The first of June the enemy renewed the attack & Generals Richardsons & Sumners divisions repulsed them & drove them back covering the ground with their dead.It is reported that the enemy attacked us with about eighty thousand and was whipped by four or five of small divisions of McClellans army.Thare was a rebel General prisoner taken, said that there was men enough started from Richmond to eat up all the forces that we had this side of the Chickhomany river; he was asked why they didnot do it; but said he, the devil himself could not do it; he said he never saw men fight so desperately as we did; he said that the Mich. men was perfect tigers.
I cant write any more this time for the mail is ready to go out now.
From your Son
He also participated in the "Seven Days' Battle" commanded by George B. McClellan, June 25 to July 1, 1862.
Highland was also involved in the battle of "Second Bull Run" on August 30, 1862 in which General Philip Kearney was killed.
Near Leesburg, Virginia on November 1, 1862, Highland was stricken with severe rheumatism and chronic diarrhea due to the poor conditions in battle and was sent to the hospital in Baltimore, Maryland where he stayed until his discharge for medical reasons on May 25, 1863.
Highland became steadily worse, was unable to do any physical work and received a pension from the U.S. Army.

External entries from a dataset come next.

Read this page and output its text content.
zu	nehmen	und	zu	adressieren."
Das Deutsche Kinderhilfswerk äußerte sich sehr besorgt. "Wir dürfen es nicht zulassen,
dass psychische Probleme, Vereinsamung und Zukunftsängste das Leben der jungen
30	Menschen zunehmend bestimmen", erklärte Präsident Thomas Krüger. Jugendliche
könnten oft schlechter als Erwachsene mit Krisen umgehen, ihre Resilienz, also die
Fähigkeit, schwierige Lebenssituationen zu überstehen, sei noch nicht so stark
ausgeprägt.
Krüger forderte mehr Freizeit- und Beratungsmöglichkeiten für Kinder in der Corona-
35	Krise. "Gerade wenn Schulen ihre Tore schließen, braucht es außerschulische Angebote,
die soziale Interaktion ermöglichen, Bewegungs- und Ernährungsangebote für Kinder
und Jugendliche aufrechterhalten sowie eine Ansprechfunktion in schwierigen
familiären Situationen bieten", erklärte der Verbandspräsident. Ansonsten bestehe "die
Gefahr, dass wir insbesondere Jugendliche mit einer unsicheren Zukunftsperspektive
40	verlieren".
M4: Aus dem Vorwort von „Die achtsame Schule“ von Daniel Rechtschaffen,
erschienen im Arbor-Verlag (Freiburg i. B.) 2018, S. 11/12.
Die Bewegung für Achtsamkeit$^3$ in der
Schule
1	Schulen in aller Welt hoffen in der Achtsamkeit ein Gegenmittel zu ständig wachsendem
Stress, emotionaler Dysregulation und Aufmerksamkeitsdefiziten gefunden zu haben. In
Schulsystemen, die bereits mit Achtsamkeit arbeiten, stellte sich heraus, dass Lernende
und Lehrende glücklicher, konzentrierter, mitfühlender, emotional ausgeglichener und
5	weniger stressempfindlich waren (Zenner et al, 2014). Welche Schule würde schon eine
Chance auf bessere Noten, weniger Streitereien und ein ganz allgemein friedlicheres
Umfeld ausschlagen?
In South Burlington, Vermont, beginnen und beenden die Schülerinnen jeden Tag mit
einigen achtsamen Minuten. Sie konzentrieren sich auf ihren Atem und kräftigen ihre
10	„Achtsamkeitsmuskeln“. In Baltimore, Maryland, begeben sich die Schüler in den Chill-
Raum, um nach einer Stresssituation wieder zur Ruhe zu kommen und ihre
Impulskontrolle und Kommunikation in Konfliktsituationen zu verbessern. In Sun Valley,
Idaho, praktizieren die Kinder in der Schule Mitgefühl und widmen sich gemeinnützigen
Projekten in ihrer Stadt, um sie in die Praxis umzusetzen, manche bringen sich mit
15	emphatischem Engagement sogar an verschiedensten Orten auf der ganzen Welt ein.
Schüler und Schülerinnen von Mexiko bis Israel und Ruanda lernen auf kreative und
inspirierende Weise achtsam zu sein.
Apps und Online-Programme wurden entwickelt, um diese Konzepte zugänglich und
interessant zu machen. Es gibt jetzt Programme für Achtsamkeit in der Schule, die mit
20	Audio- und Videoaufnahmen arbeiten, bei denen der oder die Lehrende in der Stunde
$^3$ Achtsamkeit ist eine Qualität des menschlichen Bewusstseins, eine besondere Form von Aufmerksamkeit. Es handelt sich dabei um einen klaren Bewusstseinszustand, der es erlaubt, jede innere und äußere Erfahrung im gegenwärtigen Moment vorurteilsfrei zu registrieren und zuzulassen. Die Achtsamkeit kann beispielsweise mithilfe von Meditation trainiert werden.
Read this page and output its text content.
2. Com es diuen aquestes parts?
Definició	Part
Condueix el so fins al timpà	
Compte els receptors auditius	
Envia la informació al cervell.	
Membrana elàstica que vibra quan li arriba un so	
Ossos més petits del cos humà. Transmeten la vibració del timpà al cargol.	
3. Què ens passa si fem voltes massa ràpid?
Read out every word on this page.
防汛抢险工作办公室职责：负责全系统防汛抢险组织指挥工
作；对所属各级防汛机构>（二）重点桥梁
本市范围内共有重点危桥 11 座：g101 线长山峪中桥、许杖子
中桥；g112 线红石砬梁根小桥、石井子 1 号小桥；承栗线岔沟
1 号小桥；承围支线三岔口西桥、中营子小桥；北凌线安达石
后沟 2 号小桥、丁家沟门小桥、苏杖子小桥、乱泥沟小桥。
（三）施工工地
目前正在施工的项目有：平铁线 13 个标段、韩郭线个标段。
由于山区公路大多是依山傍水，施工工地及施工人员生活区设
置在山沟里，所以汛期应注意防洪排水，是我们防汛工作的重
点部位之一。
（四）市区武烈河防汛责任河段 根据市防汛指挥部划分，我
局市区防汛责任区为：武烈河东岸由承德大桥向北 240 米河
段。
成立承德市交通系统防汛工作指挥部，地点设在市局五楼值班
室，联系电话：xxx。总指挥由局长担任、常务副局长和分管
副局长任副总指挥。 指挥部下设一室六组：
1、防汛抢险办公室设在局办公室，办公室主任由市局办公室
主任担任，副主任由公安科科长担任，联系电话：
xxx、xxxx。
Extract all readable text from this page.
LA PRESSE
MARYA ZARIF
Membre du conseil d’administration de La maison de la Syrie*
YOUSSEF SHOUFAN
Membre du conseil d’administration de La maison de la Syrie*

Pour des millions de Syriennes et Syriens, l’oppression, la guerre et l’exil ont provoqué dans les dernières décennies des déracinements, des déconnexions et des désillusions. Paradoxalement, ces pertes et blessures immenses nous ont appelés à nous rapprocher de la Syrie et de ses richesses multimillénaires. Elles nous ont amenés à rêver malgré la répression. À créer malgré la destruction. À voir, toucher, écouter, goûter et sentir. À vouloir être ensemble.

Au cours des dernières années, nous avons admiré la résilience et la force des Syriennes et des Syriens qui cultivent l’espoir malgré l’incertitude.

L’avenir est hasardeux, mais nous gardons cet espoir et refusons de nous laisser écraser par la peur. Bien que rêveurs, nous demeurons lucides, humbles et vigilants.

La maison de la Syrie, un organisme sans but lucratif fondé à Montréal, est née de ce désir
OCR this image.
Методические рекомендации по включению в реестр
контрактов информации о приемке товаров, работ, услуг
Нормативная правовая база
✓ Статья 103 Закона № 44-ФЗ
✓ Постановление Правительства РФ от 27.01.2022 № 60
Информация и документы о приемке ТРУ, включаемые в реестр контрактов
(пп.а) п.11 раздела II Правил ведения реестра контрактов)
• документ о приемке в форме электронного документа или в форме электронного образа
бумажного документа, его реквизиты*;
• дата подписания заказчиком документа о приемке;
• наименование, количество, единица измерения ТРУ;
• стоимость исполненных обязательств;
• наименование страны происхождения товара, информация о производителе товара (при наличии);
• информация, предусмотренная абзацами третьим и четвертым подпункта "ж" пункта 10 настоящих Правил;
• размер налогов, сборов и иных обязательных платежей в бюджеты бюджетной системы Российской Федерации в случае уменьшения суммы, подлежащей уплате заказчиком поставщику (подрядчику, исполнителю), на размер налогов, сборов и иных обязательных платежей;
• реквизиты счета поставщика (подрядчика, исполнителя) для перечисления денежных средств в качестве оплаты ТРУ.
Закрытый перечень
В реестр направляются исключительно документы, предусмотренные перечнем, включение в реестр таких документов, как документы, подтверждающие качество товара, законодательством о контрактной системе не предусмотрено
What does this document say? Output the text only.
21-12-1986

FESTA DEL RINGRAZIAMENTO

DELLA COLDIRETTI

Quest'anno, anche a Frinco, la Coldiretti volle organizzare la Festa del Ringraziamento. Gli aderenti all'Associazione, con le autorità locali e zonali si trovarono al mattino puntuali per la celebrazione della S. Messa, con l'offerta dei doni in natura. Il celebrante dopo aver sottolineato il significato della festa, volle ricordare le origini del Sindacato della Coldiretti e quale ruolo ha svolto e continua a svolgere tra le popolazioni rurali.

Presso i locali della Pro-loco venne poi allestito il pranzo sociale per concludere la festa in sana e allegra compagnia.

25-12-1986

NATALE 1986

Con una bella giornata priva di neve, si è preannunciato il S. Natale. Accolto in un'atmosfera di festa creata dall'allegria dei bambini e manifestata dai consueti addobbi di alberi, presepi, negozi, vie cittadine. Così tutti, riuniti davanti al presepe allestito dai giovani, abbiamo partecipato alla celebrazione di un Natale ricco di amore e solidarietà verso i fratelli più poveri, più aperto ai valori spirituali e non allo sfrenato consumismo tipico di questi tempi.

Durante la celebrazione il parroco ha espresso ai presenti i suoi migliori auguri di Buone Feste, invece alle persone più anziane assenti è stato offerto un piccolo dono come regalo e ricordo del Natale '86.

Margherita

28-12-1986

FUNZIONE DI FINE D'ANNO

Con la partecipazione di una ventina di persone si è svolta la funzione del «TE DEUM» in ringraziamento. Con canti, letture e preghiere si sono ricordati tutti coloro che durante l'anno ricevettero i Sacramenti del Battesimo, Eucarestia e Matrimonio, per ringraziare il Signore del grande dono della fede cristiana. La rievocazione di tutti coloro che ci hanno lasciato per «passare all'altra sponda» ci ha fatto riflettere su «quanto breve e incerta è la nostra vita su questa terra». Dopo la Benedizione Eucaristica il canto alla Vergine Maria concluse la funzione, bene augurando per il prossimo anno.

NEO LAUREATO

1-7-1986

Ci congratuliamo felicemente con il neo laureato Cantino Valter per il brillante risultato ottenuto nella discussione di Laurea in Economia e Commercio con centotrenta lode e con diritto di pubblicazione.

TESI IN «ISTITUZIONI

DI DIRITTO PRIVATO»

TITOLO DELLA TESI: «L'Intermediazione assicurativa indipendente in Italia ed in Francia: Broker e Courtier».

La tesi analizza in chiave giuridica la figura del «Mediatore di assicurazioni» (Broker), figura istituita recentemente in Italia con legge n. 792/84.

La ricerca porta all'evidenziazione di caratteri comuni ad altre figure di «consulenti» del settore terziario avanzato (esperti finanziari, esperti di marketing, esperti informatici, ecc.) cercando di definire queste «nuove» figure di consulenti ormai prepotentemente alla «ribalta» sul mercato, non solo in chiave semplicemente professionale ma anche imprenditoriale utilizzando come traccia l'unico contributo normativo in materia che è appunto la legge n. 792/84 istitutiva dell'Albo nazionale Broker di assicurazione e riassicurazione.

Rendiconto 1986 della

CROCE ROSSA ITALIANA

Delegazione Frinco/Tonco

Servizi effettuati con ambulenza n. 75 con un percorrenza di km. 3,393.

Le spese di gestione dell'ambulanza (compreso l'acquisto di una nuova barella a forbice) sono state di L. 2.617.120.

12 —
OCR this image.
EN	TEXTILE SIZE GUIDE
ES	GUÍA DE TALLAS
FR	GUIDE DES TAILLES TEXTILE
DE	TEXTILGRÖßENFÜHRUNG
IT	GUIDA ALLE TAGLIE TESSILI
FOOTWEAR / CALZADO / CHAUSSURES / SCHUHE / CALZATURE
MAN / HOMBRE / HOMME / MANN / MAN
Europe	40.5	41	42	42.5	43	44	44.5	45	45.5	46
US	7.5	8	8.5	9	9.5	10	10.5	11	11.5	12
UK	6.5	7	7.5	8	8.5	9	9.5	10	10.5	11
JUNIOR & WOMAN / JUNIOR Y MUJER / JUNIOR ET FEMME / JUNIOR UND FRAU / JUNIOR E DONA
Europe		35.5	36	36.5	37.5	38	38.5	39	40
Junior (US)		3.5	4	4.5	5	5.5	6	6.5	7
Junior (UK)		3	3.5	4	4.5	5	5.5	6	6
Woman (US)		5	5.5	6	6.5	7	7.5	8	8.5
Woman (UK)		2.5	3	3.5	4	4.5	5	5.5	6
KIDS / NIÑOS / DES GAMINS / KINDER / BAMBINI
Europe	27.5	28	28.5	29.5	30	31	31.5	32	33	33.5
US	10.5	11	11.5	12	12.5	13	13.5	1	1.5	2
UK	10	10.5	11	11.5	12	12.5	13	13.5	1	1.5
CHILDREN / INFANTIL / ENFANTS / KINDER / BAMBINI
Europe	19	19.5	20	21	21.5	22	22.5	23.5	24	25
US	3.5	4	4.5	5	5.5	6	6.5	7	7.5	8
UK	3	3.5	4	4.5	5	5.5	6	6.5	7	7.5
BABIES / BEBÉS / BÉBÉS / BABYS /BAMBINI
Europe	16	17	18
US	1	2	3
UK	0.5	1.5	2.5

He married Mary Smith on October 12, 1864 in Grand Rapids, Michigan.They lived on the family farm in Algoma Township, Kent County, just North of Grand Rapids.
At the time of their marriage, Highland was 29 and Mary was 17.
Highland died July 14, 1885 at Ravenna, Muskegan County, Michigan.
Highlands wife Mary then married William Smith on December 9, 1885 at Fremont, Michigan.The last known address of Mary was in Conklin, Ottawa County, Michigan in July 21, 1890.
Mary's younger children, James, John, Willard and Chauncey Warner were still at home when Highland passed away.
She received a widow's pension for her children because of Highlands's disability, which he suffered due to his service in the Civil War.